ABSTRACT

For around 30 years, the Olympic system has needed to handle questions of public order to an ever increasing extent. In other words, the sports order that it has patiently constituted during the twentieth century is now finding itself regularly confronted by public authorities and the juridical orders they engender at a national or international level. Since the 1960s, the United Nations system has become interested in

international sport. As of 1972, boycotts of the Games by certain governments seriously affected the Olympic system.
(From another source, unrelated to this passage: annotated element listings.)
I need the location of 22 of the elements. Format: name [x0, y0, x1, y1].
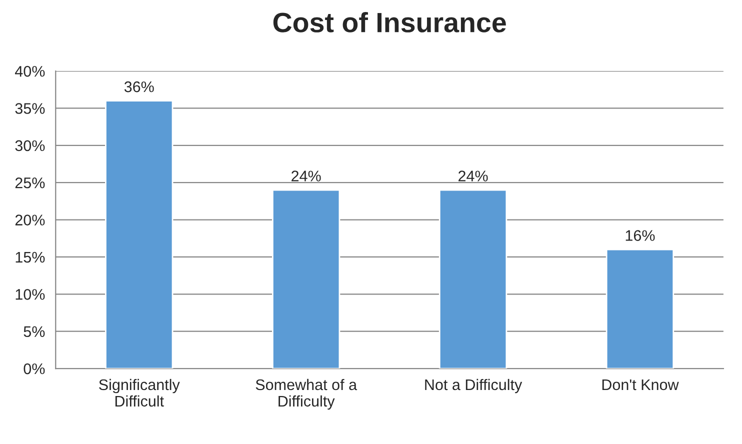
bar [105, 100, 174, 369]
x-tick-label: Not a Difficulty [425, 378, 522, 394]
y-tick-label: 15% [16, 252, 45, 263]
x-tick-label: Significantly Difficult [99, 378, 180, 407]
data-label: 24% [458, 170, 488, 182]
bar [438, 189, 508, 369]
y-tick-label: 10% [16, 289, 45, 300]
data-label: 24% [292, 170, 321, 182]
bar [272, 189, 340, 369]
y-tick-label: 35% [15, 103, 45, 114]
data-label: 16% [626, 230, 655, 241]
y-tick-label: 40% [15, 66, 45, 77]
y-tick-label: 20% [15, 214, 45, 226]
x-tick-label: Don't Know [602, 380, 679, 390]
y-tick-label: 25% [15, 177, 45, 188]
bar [606, 248, 674, 369]
x-tick-label: Somewhat of a Difficulty [256, 378, 358, 410]
data-label: 36% [124, 81, 154, 92]
y-tick-label: 5% [24, 326, 45, 338]
y-tick-label: 30% [15, 140, 45, 152]
y-tick-label: 0% [24, 363, 45, 374]
chart-title: Cost of Insurance [273, 12, 506, 32]
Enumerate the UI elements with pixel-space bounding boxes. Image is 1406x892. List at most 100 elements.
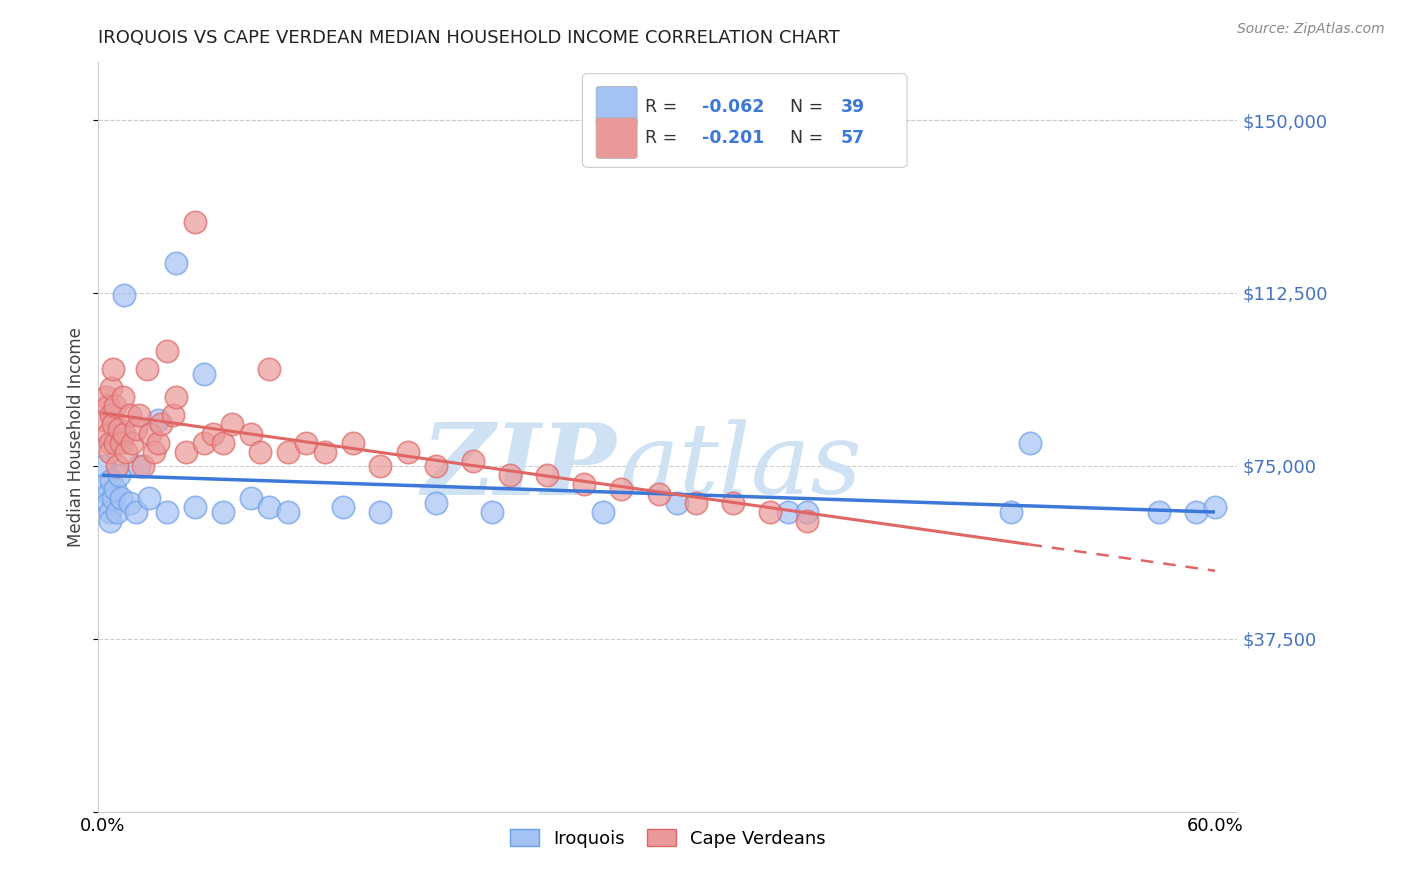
Point xyxy=(128,458,150,473)
Point xyxy=(112,288,135,302)
Point xyxy=(1000,505,1022,519)
Text: 39: 39 xyxy=(841,97,865,116)
Point xyxy=(104,399,127,413)
Point xyxy=(93,413,115,427)
Point xyxy=(128,408,150,422)
Point xyxy=(165,256,187,270)
Point xyxy=(277,445,299,459)
Point xyxy=(94,390,117,404)
Point xyxy=(1185,505,1208,519)
Text: atlas: atlas xyxy=(620,419,863,515)
Point xyxy=(425,458,447,473)
Point xyxy=(103,417,125,432)
Point xyxy=(202,426,225,441)
Point xyxy=(150,417,173,432)
Point xyxy=(425,496,447,510)
Point xyxy=(184,500,207,515)
Point xyxy=(98,514,121,528)
Point xyxy=(135,362,157,376)
Text: ZIP: ZIP xyxy=(422,419,617,516)
Point xyxy=(97,486,120,500)
Text: 57: 57 xyxy=(841,129,865,147)
Point xyxy=(100,380,122,394)
Point xyxy=(221,417,243,432)
Point xyxy=(98,505,121,519)
Point xyxy=(796,505,818,519)
Point xyxy=(174,445,197,459)
Point xyxy=(184,214,207,228)
Point xyxy=(342,435,364,450)
Point xyxy=(104,482,127,496)
Point xyxy=(211,505,233,519)
Point xyxy=(156,505,179,519)
Point xyxy=(370,505,392,519)
Point xyxy=(143,445,166,459)
Point xyxy=(105,458,128,473)
Point xyxy=(110,435,132,450)
Point xyxy=(94,477,117,491)
Point xyxy=(124,422,146,436)
Point xyxy=(1204,500,1226,515)
Point xyxy=(93,458,115,473)
Point xyxy=(239,426,262,441)
Point xyxy=(257,362,280,376)
Point xyxy=(115,445,138,459)
Point xyxy=(257,500,280,515)
Point xyxy=(249,445,271,459)
Point xyxy=(108,422,131,436)
Point xyxy=(193,367,215,381)
Point xyxy=(138,491,160,505)
Point xyxy=(108,468,131,483)
Text: N =: N = xyxy=(779,97,830,116)
Point xyxy=(98,445,121,459)
Point xyxy=(132,458,155,473)
Point xyxy=(103,491,125,505)
Point xyxy=(97,496,120,510)
Point xyxy=(156,343,179,358)
Point xyxy=(574,477,596,491)
Point xyxy=(98,435,121,450)
Text: R =: R = xyxy=(645,97,683,116)
FancyBboxPatch shape xyxy=(596,118,637,159)
Point xyxy=(370,458,392,473)
Text: R =: R = xyxy=(645,129,683,147)
Point xyxy=(592,505,614,519)
Legend: Iroquois, Cape Verdeans: Iroquois, Cape Verdeans xyxy=(503,822,832,855)
FancyBboxPatch shape xyxy=(582,74,907,168)
Point xyxy=(112,426,135,441)
Point xyxy=(105,505,128,519)
Point xyxy=(796,514,818,528)
Point xyxy=(165,390,187,404)
Point xyxy=(118,408,141,422)
Text: Source: ZipAtlas.com: Source: ZipAtlas.com xyxy=(1237,22,1385,37)
Point xyxy=(666,496,689,510)
Point xyxy=(97,426,120,441)
Point xyxy=(481,505,503,519)
Point xyxy=(124,505,146,519)
Text: -0.201: -0.201 xyxy=(702,129,765,147)
Point xyxy=(396,445,419,459)
Point xyxy=(721,496,744,510)
Point xyxy=(97,399,120,413)
Point xyxy=(146,435,169,450)
Point xyxy=(778,505,800,519)
Point xyxy=(295,435,318,450)
Point xyxy=(332,500,354,515)
Point xyxy=(100,408,122,422)
Point xyxy=(139,426,162,441)
Y-axis label: Median Household Income: Median Household Income xyxy=(67,327,86,547)
Point xyxy=(118,496,141,510)
Point xyxy=(610,482,633,496)
Point xyxy=(239,491,262,505)
FancyBboxPatch shape xyxy=(596,87,637,127)
Point xyxy=(100,473,122,487)
Point xyxy=(536,468,558,483)
Point xyxy=(314,445,336,459)
Text: N =: N = xyxy=(779,129,830,147)
Point xyxy=(146,413,169,427)
Point xyxy=(193,435,215,450)
Point xyxy=(461,454,484,468)
Point xyxy=(277,505,299,519)
Point xyxy=(211,435,233,450)
Point xyxy=(104,435,127,450)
The European Union (EU) and its member states have been particularly active regarding the sports sector since 1995: the year when the Court of Justice of the European Communities rendered its famous “Bosman ruling” (see later in this chapter), although its first decision concerning sport dates from 1974. The end of the twentieth century was particularly significant for

sport thanks to renewed problems of doping, corruption and violence: problems that led states to become increasingly involved in the governance of world sport and to force the Olympic system to adapt and to develop new ways of working with the public authorities. This chapter thus begins by presenting the links between the IOC

and Switzerland, its host state, and then those between the Olympic system and that of the United Nations. Finally, the gradual involvement of European governments in sports-related issues via the Council of Europe and the European Union is described. The various national sport policies are not handled here because they only affect world sport indirectly, and moreover have been the subject of considerable analysis in other works (e.g. Callède in France,1 Houlihan in the United Kingdom and the Commonwealth,2 Riordan for the Soviet Union3).